La fotografía tiende inconscientemente a convertir los logros de un autor en normas establecidas para los demás tal como si el paisaje de hoy, de este ahora incierto, tuviera que ser visto con los ojos de los grandes paisajistas de ayer sin pensar que ya el paisaje original ha sido mancillado. El principio estético de volver a los inicios consiste entonces en lograr captar lo que no había sido captado, aquello que escapó a quienes redujeron la tarea de ver al acto de registrar mecánicamente un hecho, a quienes falsearon el resplandor del espectro para impostar un efecto supuestamente vanguardista. ¿No había que sobrepasar los límites de la vista? ¿No era necesario ver algo más que lo que ven los ojos? O sea documentar lo que no vemos, acercarnos a nuestro espectro y hacerlo familiar.

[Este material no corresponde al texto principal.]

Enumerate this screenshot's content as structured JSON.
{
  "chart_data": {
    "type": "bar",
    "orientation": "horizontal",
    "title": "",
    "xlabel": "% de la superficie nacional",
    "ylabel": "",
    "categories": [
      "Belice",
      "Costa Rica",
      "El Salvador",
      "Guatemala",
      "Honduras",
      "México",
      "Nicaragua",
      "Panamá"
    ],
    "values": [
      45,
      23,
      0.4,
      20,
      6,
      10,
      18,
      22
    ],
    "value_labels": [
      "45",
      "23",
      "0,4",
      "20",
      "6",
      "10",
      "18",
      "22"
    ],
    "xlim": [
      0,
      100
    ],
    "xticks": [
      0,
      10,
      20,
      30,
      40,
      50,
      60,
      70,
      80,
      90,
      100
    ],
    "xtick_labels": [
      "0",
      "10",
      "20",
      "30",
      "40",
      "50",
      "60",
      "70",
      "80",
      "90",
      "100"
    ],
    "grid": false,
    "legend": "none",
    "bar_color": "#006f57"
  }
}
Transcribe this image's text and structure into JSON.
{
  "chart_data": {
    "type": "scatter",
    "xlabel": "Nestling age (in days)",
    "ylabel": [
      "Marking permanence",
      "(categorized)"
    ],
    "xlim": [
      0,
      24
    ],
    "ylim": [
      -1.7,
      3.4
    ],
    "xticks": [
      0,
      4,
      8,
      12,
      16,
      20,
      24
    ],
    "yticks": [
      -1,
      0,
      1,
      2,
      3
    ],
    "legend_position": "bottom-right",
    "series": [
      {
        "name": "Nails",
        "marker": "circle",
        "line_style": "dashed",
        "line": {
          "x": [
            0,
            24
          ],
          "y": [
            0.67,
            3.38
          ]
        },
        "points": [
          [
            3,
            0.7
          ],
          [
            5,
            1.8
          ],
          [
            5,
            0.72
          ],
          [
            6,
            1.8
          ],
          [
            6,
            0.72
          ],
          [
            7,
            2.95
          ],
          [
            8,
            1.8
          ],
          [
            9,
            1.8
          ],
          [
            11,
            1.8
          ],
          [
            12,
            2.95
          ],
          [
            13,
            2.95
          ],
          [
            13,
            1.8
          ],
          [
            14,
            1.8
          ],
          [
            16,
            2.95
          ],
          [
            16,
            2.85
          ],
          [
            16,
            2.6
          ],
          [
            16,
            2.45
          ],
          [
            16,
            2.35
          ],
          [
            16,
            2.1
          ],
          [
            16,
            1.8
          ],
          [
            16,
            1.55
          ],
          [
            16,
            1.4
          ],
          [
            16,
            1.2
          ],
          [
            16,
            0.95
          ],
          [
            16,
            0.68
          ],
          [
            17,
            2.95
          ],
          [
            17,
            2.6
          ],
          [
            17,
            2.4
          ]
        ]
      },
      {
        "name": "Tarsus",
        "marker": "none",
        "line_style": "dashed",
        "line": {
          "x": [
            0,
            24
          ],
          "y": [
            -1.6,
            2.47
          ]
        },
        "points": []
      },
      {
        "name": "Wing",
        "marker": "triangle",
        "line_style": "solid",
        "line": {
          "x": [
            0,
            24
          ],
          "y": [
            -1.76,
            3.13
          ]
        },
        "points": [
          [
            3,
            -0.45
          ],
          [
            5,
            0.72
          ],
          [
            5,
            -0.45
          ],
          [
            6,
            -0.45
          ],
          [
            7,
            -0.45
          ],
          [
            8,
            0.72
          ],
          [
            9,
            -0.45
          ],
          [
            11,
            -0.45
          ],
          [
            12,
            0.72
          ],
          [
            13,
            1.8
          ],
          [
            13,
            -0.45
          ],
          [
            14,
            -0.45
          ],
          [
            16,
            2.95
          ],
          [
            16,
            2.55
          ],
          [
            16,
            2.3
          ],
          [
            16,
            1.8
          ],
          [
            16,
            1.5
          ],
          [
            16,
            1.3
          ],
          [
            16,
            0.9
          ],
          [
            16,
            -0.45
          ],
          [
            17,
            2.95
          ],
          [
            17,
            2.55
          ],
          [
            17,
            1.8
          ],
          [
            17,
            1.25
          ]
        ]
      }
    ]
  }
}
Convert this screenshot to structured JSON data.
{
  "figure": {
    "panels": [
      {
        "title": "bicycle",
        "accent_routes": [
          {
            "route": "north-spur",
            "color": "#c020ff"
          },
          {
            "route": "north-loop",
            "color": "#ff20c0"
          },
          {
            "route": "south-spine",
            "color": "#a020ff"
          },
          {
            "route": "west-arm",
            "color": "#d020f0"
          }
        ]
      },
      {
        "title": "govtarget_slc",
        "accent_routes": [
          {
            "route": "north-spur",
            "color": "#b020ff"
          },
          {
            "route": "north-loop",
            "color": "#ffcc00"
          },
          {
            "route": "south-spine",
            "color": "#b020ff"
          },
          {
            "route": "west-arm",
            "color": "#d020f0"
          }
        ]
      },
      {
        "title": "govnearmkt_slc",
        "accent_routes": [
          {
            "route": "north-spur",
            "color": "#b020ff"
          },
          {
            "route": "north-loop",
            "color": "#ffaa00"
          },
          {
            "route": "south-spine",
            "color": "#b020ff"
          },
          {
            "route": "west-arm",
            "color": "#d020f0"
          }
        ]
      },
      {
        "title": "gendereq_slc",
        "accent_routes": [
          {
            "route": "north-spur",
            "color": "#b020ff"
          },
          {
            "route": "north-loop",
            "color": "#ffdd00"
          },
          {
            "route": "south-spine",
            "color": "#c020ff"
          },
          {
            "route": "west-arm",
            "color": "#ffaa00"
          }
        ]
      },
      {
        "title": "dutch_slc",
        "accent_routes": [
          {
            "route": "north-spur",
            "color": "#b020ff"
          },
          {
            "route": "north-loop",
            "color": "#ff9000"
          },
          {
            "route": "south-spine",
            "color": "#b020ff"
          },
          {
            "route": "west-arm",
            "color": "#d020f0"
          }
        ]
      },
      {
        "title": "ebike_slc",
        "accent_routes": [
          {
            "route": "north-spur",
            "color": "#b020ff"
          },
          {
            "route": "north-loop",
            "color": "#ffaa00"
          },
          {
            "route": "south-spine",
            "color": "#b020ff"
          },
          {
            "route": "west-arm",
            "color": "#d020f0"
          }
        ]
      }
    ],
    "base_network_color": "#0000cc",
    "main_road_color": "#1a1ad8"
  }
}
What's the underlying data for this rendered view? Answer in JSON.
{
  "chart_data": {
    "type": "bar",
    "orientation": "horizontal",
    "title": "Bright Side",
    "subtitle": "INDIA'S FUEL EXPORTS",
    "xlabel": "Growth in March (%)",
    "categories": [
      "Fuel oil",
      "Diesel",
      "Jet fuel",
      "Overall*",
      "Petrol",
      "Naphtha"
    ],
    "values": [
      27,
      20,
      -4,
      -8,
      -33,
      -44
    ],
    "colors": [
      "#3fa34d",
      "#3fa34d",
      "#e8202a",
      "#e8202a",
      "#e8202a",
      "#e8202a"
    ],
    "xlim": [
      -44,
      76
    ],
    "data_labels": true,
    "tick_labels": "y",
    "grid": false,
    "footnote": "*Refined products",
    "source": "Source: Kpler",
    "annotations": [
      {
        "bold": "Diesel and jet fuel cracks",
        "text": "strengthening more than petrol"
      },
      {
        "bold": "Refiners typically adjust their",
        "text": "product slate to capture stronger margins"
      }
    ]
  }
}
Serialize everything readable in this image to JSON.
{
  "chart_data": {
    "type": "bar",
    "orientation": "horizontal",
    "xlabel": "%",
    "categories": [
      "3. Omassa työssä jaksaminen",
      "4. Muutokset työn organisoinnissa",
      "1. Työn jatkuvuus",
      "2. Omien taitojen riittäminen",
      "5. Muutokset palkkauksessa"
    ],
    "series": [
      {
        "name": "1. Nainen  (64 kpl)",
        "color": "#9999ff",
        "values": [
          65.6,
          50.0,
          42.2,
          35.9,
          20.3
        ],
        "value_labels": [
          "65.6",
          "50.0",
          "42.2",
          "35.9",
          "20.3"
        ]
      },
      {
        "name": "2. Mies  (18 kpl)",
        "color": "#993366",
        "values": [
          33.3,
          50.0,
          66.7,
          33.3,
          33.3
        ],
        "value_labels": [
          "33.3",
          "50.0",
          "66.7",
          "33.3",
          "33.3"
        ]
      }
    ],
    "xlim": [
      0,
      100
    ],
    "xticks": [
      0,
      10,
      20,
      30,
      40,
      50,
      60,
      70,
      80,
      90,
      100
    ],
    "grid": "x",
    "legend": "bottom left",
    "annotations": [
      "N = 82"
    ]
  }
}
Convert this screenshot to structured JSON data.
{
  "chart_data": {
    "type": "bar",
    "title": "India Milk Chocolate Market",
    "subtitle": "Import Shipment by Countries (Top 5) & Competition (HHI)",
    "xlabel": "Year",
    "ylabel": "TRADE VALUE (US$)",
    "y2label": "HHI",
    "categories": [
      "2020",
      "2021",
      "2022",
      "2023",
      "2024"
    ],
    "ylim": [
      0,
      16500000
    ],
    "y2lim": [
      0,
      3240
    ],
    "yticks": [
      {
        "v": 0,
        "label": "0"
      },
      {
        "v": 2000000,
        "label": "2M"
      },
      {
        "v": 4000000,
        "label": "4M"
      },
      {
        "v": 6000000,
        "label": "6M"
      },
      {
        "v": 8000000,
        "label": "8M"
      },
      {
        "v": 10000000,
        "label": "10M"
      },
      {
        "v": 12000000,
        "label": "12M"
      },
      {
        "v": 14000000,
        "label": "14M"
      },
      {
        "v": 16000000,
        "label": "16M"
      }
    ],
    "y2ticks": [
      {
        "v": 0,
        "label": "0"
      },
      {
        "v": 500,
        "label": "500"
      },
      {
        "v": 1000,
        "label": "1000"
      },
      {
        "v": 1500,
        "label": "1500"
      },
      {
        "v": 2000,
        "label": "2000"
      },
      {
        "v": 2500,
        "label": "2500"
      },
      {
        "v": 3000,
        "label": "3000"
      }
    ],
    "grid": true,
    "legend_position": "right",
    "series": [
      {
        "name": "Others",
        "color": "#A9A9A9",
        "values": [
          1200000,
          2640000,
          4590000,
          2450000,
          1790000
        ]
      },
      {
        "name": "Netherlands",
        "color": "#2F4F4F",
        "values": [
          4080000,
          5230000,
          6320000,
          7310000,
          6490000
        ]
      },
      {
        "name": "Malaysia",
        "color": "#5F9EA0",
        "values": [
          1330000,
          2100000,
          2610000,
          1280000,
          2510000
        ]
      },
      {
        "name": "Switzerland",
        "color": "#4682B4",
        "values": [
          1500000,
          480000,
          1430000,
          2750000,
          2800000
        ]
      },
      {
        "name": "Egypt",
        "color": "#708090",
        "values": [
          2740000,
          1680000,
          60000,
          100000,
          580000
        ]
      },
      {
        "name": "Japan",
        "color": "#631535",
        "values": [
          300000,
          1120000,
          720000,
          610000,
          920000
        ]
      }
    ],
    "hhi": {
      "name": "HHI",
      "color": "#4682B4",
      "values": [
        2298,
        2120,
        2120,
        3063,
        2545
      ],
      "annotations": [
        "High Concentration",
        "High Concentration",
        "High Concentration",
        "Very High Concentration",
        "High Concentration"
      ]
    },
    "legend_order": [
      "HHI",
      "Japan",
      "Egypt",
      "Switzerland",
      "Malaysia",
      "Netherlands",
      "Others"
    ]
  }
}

Ver es en el caso de estas fotografías y de estos textos acercarse a lo inquietante que puede estar disimulado en la más anodina de las diarias circunstancias, a ras de la oculta realidad de los caminos que certifican nuestros olvidados pies. ¿Qué se esconde detrás de una sombra? Seguramente tuvimos temor de detenernos y hacer la pregunta por temor a abandonar el lastre somnoliento de nuestras costumbres, pero la pregunta sigue ahí. Y el fantasma que nos habita se siente despreciado y en el momento menos pensado nos hará la zancadilla para que nos desmoronemos.  Esta es la enseñanza de Raymond Queneau, del ojo vertiginoso de Perec ¿qué se esconde detrás de la repetición compulsiva de la misma palabra, qué territorio impensado del texto se inaugura a partir de la supresión de la misma letra en todas las palabras? Como Sophie Calle deberemos un día continuar tras los pasos de ese personaje que cruza el parque y nos llevará hasta el encuentro en otra ciudad con el asesino que desconoce todavía su tarea. Para llegar a este espacio de la indagación donde la hipótesis se impone a la antropología y a las obviedades de la lingüística se necesita de un don especial: inteligencia y sensibilidad. Y de esto se trata en un libro que sólo aspira a ser descubierto por quienes no han sido cegados por las obviedades crasas de la ignorancia posmoderna. ¿Seremos capaces de dar el paso a un lado para sumergirnos llenos de escalofrío en el reino de lo indeterminado?